The AI Doom’s Day Has Arrived
This neural network doesn't play Doom. This neural network is Doom.
Training an artificial neural network to play a video game is nothing new at this point in time, as many very successful approaches have been worked out over the years. But training a neural network to be a video game is something different entirely and raises many questions about intellectual property rights and what exactly constitutes a copy of a video game. Researchers at Google and Tel Aviv University have recently opened this Pandora’s box with the release of what they call GameNGen, which clones the logic and visuals of a video game into a neural model.

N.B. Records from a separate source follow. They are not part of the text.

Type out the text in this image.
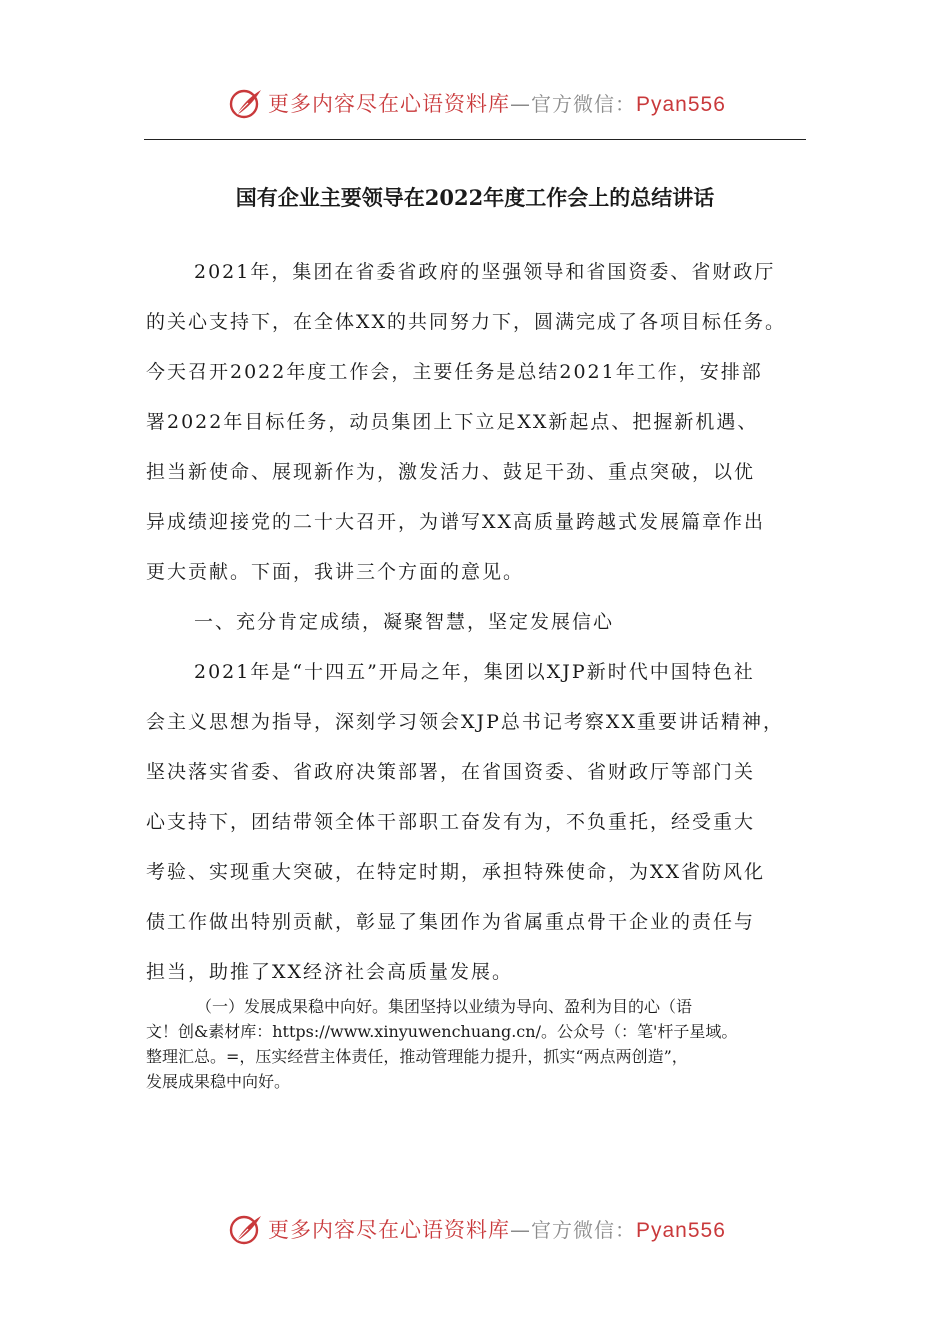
更多内容尽在心语资料库—官方微信：Pyan556
国有企业主要领导在2022年度工作会上的总结讲话
2021年，集团在省委省政府的坚强领导和省国资委、省财政厅
的关心支持下，在全体XX的共同努力下，圆满完成了各项目标任务。
今天召开2022年度工作会，主要任务是总结2021年工作，安排部
署2022年目标任务，动员集团上下立足XX新起点、把握新机遇、
担当新使命、展现新作为，激发活力、鼓足干劲、重点突破，以优
异成绩迎接党的二十大召开，为谱写XX高质量跨越式发展篇章作出
更大贡献。下面，我讲三个方面的意见。
一、充分肯定成绩，凝聚智慧，坚定发展信心
2021年是“十四五”开局之年，集团以XJP新时代中国特色社
会主义思想为指导，深刻学习领会XJP总书记考察XX重要讲话精神，
坚决落实省委、省政府决策部署，在省国资委、省财政厅等部门关
心支持下，团结带领全体干部职工奋发有为，不负重托，经受重大
考验、实现重大突破，在特定时期，承担特殊使命，为XX省防风化
债工作做出特别贡献，彰显了集团作为省属重点骨干企业的责任与
担当，助推了XX经济社会高质量发展。
（一）发展成果稳中向好。集团坚持以业绩为导向、盈利为目的心（语
文！创&素材库：https://www.xinyuwenchuang.cn/。公众号（：笔'杆子星域。
整理汇总。=，压实经营主体责任，推动管理能力提升，抓实“两点两创造”，
发展成果稳中向好。
更多内容尽在心语资料库—官方微信：Pyan556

The team started with the goal of cloning Doom because, to a hacker, no other pursuit could be quite so noble. To make that happen, they first built an AI pipeline that leverages the image generation algorithm Stable Diffusion to predict the next video frame that one would expect to see when given a series of past frames combined with user inputs. By seeding the algorithm with an initial sequence of images, the game can be started. After that, the predicted images themselves start to slide back into the sequence of past frames, which allows the action to keep moving. And as the user provides inputs, like moving or firing a weapon, the predicted images change to represent the expected actions.
It took a huge amount of training data to train this pipeline, so the researchers developed another machine learning algorithm to help them collect it. This algorithm continuously played Doom and captured long sequences of screenshots that were paired with user inputs.
In a perfect world, that may have been enough to crack the problem. But it is not a perfect world. The team ran into issues with small errors being introduced into the predicted images. As these errors moved back into the past sequence of frames, the errors were multiplied over time. That process continued until everything was a jumbled mess.
To correct for this problem, another neural network was developed. This one was trained to understand what a good frame from the game looks like. It was used to fix up any issues and produce a clean image that can then be displayed and used to keep the action rolling along without a glitch — well, mostly anyway.
The result is quite impressive. Game screens largely look correct, and the algorithm learned not only the basic logic of the game, but also more complex things like the color of a key that is needed to open a particular door. It is not perfect, however. Odd visual artifacts are sometimes visible, and some on-screen elements may inexplicably become blurry at times.The level design also leaves something to be desired. The actual level designs have been replaced by whatever the algorithm dreams up, and sometimes they do not make a whole lot of sense or may be unwinnable.
The longer the game goes on, the more likely issues are to pop up. But if you want to play for just a couple minutes, the 20 FPS experience could make you feel like you are playing a real version of Doom from an alternate universe.